En 1909, el norteamericano Ralph C. Estep, recorrió en automóvil la isla de Cuba. Desde Macagua –un pequeño poblado en la Provincia de Matanzas con apenas 907 habitantes– escribió: “Cuba está loca por el béisbol. Cada equipo local tiene un refinado traje de franela de algodón que se ponen después del juego con el propósito de desfilar por el pueblo”.
Para esa misma época, la misionera bautista Una Roberts Lawrence, decía que “el béisbol ha comenzado con una ola de popularidad que promete colocarlo al frente de todos los entretenimientos en la isla. En las tardes, usted puede manejar en cualquier dirección en La Habana y, en los espacios abiertos cerca de los pueblos y villas, encontrará que se está celebrando un juego de pelota”.
Varios años atrás, el 27 de diciembre de 1874, el Habana Baseball Club, se había desplazado más de 100 kilómetros desde la capital hasta Matanzas, para disputar un partido de béisbol con el equipo local. El acontecimiento, que fue registrado por un periódico de La Habana cuatro días después, sería incorporado a la historiografía nacional cubana como el primer encuentro de pelota practicado en la isla.
El béisbol había llegado desde los Estados Unidos, y muy pronto, una vez consolidada la nación independiente, se convirtió en el deporte nacional.
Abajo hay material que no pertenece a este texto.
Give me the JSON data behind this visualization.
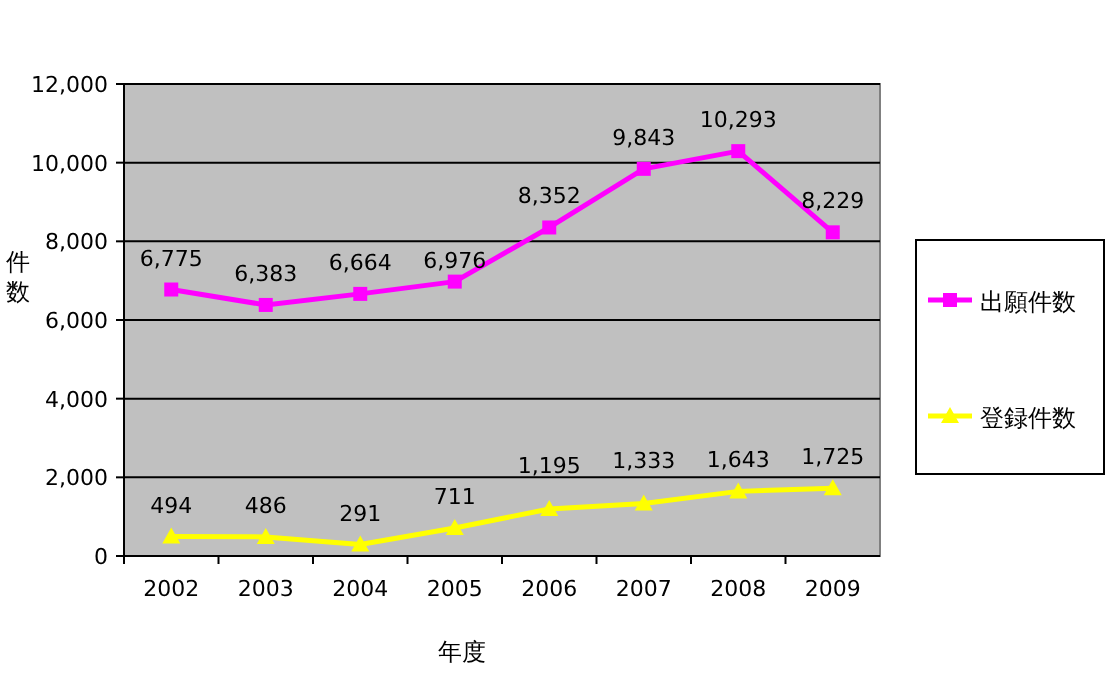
{
  "chart_data": {
    "type": "line",
    "xlabel": "年度",
    "ylabel": "件数",
    "categories": [
      "2002",
      "2003",
      "2004",
      "2005",
      "2006",
      "2007",
      "2008",
      "2009"
    ],
    "series": [
      {
        "name": "出願件数",
        "color": "#ff00ff",
        "marker": "square",
        "values": [
          6775,
          6383,
          6664,
          6976,
          8352,
          9843,
          10293,
          8229
        ],
        "value_labels": [
          "6,775",
          "6,383",
          "6,664",
          "6,976",
          "8,352",
          "9,843",
          "10,293",
          "8,229"
        ]
      },
      {
        "name": "登録件数",
        "color": "#ffff00",
        "marker": "triangle",
        "values": [
          494,
          486,
          291,
          711,
          1195,
          1333,
          1643,
          1725
        ],
        "value_labels": [
          "494",
          "486",
          "291",
          "711",
          "1,195",
          "1,333",
          "1,643",
          "1,725"
        ]
      }
    ],
    "ylim": [
      0,
      12000
    ],
    "yticks": [
      {
        "value": 0,
        "label": "0"
      },
      {
        "value": 2000,
        "label": "2,000"
      },
      {
        "value": 4000,
        "label": "4,000"
      },
      {
        "value": 6000,
        "label": "6,000"
      },
      {
        "value": 8000,
        "label": "8,000"
      },
      {
        "value": 10000,
        "label": "10,000"
      },
      {
        "value": 12000,
        "label": "12,000"
      }
    ],
    "grid": "y",
    "legend": "right"
  }
}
El gusto de los cubanos por el juego de pelota había soportado dos revoluciones: la Guerra de Independencia contra España de 1895, en la que José Martí y Antonio Maceo encontraron la muerte, y la Revolución Cubana de 1959. A pesar de que el deporte más practicado en la nación venía del norte, cuando la revolución impuso la retórica antiimperialista, el béisbol hacía rato estaba allí.
Por eso nada, ni la corona de flores que Obama depositó en el monumento a José Martí en la Plaza de la Revolución ni la cena familiar en el paladar San Cristóbal ni la visita al Palacio de la Revolución ni la cordialidad que se expresaron los dos mandatarios, tuvieron la fuerza suficiente para convertirse en símbolo del cambio sin retorno en el que parecen haber entrado las relaciones diplomáticas entre estas dos naciones. Tenía que ser algo que estuviera allí desde siempre.
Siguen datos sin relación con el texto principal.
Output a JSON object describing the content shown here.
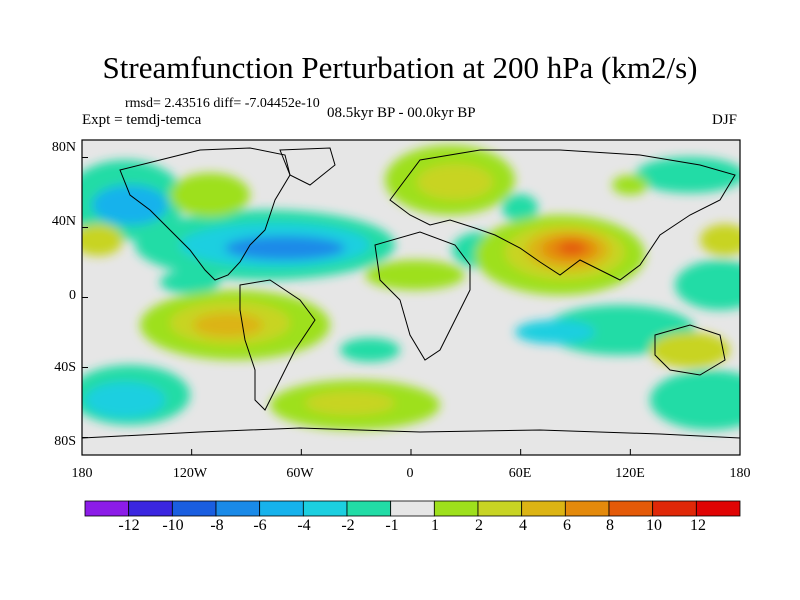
{
  "plot": {
    "title": "Streamfunction Perturbation at 200 hPa (km2/s)",
    "stats": "rmsd= 2.43516 diff= -7.04452e-10",
    "expt": "Expt = temdj-temca",
    "period": "08.5kyr BP - 00.0kyr BP",
    "season": "DJF"
  },
  "axes": {
    "y_labels": [
      "80N",
      "40N",
      "0",
      "40S",
      "80S"
    ],
    "y_values": [
      80,
      40,
      0,
      -40,
      -80
    ],
    "x_labels": [
      "180",
      "120W",
      "60W",
      "0",
      "60E",
      "120E",
      "180"
    ],
    "x_values": [
      -180,
      -120,
      -60,
      0,
      60,
      120,
      180
    ],
    "lon_range": [
      -180,
      180
    ],
    "lat_range": [
      -90,
      90
    ]
  },
  "colorbar": {
    "labels": [
      "-12",
      "-10",
      "-8",
      "-6",
      "-4",
      "-2",
      "-1",
      "1",
      "2",
      "4",
      "6",
      "8",
      "10",
      "12"
    ],
    "colors": [
      "#8c1ce8",
      "#3b26e0",
      "#1a5ee0",
      "#1a8ae8",
      "#16b2ec",
      "#1ccfe0",
      "#22dca6",
      "#e6e6e6",
      "#9ee01c",
      "#c8d424",
      "#dcb414",
      "#e48a0c",
      "#e45a08",
      "#e02808",
      "#e00404"
    ]
  },
  "colors": {
    "background": "#e6e6e6",
    "coast": "#000000"
  }
}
Entonces vino el béisbol. Y la tarde del pasado martes 22 de marzo en el Estadio Latinoamericano, la casa de Los Industriales de La Habana, se enfrentaron el equipo de Tampa Bay Rays y la selección cubana de béisbol. Y Obama, vestido desenfadadamente, desfiló su figura atlética por las gradas del estadio, y sonriente, repartió dosis de su carisma arrollador. El día anterior, mientras a la ultraderecha de América Latina le daba urticaria, había dicho en su discurso que estaba allí “para enterrar los últimos vestigios de la Guerra Fría en las Américas”.
Quizá el juego de pelota ya lo había hecho. Porque ha estado en la isla desde siempre, desafiando con su aguaje y su lenguaje de señas, la mezquindad política de uno y otro lado.